The table has some compliant material on top of it for the torsion box to sit on, the purpose of this is to decouple the Shapeoko and the torsion box from the table, legs and floor to avoid direct mechanical transmission of noise.

As @Moded1952 pointed out, it’s frequently best to use a smaller pad area of the isolation material. Others on the forum here have also suggested other materials, exercise mats etc.

I’ve had pretty good decoupling from blocks of closed cell foam (open cell tends to just collapse), the best decoupling I found was bubble wrap as it’s almost entirely air but the air leaks out over time.

Dynamat and others have materials which are designed for “floating floor” sound decoupling. These tend to be heavy, rubbery and designed to not compact over time under load. These are designed to be used between the base floor and an upper layer of flooring to isolate sound and are made of materials with high losses in shear, doing the job of turning sound into heat and getting rid of it.

I don’t have the modelling capability to select a material here but I’d start with a thick rubbery material and try a few things out to see what works. The idea of the design here is that the pads could be swapped out for you to try different things.

Hopefully this sort of design will provide a solid base for the machine whilst decoupling the mechanical noises from the floor.

The mechanical decoupling was designed to deal with the bass frequencies, now we need to deal with the mid and high frequency noises.

An enclosure of some sort, there’s loads of really good enclosures folks on the forum here have built, I have rendered a simple box here, it ought to have a front, you probably want some sort of window in the front so you can see what the machine is up to. The height tends to be controlled by the height of the spindle and dust collection hoses. It seems to be a good idea to be able to lift your enclosure off the base for working on the machine.

Just the fact of being in an enclosure is going to kill a lot of the high frequency noise, it will reflect from even quite thin materials and not make it out of the enclosure.

The trick when we reflect sound (or get complex and use diffuser panels etc.) is that sound level drops off with the inverse square of distance so if we make it travel a longer path the energy gets spread out, if there’s reflections we can get destructive interference helping out and also most reflections are imperfect and absorb some of the energy.

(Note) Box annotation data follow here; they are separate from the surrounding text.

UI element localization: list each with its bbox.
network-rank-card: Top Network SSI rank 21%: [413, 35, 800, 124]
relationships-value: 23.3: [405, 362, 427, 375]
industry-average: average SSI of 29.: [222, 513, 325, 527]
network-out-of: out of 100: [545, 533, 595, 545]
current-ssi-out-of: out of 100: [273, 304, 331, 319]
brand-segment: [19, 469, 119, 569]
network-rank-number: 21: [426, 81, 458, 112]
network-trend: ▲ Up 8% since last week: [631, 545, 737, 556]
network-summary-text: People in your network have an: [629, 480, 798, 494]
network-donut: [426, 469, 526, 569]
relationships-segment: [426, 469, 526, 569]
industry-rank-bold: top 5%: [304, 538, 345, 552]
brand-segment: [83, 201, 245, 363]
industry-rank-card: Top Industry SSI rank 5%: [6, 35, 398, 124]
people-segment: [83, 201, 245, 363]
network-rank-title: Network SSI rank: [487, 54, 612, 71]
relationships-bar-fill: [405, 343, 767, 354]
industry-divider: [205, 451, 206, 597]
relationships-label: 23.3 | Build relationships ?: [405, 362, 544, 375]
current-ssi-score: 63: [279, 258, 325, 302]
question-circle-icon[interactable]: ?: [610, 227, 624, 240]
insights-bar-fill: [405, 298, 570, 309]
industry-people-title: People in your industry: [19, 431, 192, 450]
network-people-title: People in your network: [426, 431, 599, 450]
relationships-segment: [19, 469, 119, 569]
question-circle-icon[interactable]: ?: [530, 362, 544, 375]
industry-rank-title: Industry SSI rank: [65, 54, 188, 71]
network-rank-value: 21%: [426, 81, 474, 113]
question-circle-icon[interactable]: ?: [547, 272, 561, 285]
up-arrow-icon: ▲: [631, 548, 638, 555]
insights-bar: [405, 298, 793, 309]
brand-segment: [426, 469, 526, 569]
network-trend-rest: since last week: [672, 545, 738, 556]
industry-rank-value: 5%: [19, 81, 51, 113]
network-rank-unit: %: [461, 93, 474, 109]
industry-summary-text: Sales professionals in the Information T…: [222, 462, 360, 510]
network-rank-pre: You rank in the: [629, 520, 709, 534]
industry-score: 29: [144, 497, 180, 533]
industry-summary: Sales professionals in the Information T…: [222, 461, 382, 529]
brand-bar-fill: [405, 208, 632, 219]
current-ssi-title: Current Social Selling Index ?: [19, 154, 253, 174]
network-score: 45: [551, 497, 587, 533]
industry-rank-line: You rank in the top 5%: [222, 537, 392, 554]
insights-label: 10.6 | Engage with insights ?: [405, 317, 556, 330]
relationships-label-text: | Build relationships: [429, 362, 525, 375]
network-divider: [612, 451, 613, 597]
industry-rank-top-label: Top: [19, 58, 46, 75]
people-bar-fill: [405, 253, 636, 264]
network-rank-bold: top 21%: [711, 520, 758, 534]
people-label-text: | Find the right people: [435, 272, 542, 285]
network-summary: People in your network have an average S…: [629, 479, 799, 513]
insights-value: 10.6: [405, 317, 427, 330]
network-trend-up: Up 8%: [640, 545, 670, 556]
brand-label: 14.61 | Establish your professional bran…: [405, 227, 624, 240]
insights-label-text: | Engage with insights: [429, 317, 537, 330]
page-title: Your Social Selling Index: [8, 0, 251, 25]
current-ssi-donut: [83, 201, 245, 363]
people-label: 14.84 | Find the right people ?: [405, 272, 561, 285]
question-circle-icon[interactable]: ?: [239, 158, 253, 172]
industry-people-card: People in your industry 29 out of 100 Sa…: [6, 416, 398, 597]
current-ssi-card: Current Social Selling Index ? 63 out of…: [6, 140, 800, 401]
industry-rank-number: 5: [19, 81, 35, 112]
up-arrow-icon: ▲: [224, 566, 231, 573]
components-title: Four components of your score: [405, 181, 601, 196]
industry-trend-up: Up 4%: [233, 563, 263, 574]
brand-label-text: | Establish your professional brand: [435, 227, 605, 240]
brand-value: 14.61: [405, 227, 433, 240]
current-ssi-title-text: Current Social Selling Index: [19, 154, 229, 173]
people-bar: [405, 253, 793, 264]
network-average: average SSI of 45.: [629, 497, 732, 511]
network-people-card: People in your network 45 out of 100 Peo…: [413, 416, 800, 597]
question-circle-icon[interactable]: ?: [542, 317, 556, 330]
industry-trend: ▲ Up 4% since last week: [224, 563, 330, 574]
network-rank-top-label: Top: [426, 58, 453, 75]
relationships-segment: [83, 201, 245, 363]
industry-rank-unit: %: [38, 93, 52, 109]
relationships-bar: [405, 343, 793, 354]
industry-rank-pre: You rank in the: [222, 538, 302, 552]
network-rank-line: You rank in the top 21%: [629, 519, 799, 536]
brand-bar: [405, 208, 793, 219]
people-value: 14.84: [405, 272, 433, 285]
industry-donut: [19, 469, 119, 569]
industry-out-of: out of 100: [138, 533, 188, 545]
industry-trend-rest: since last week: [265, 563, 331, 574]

For the midrange noise we’ll need some sort of sound absorbing material, the heavy rockwool you linked earlier would probably be good, there’s also the heavy, rubbery foams that Dynamat and others sell. The job of this material is to move with the sound waves and absorb the sound energy through friction turning it into heat. This lining material will also help to deal with the unpleasant standing waves this very rectangular box will produce at around 120, 130 and 240Hz (plus harmonics) and the strong 80Hz resonance the square room will have. Rigid foams are good for plugging holes that sound can leak through but not actually absorbing, we need the material to flex to dump the energy as heat.

As you suggested earlier, lining the walls of the enclosure with the material is an excellent start.

It’s best not to have another rigid material in front of the sound absorbtion material but something like rockwool really needs to be contained so for that a thick open weave fabric is a very good way to keep it in place. The more rubbery foam products from vendors like Dynamat might not need any additional protection. A big vote in favour of rockwool is you can get completely non flammable rockwool that just won’t burn.

I hope that’s a decent start for how to keep the noise in the box. I’ve not included anything about dust extraction, those can be noisy and you’ll also want to find a way to get the heat out of the room as @BartK pointed out above.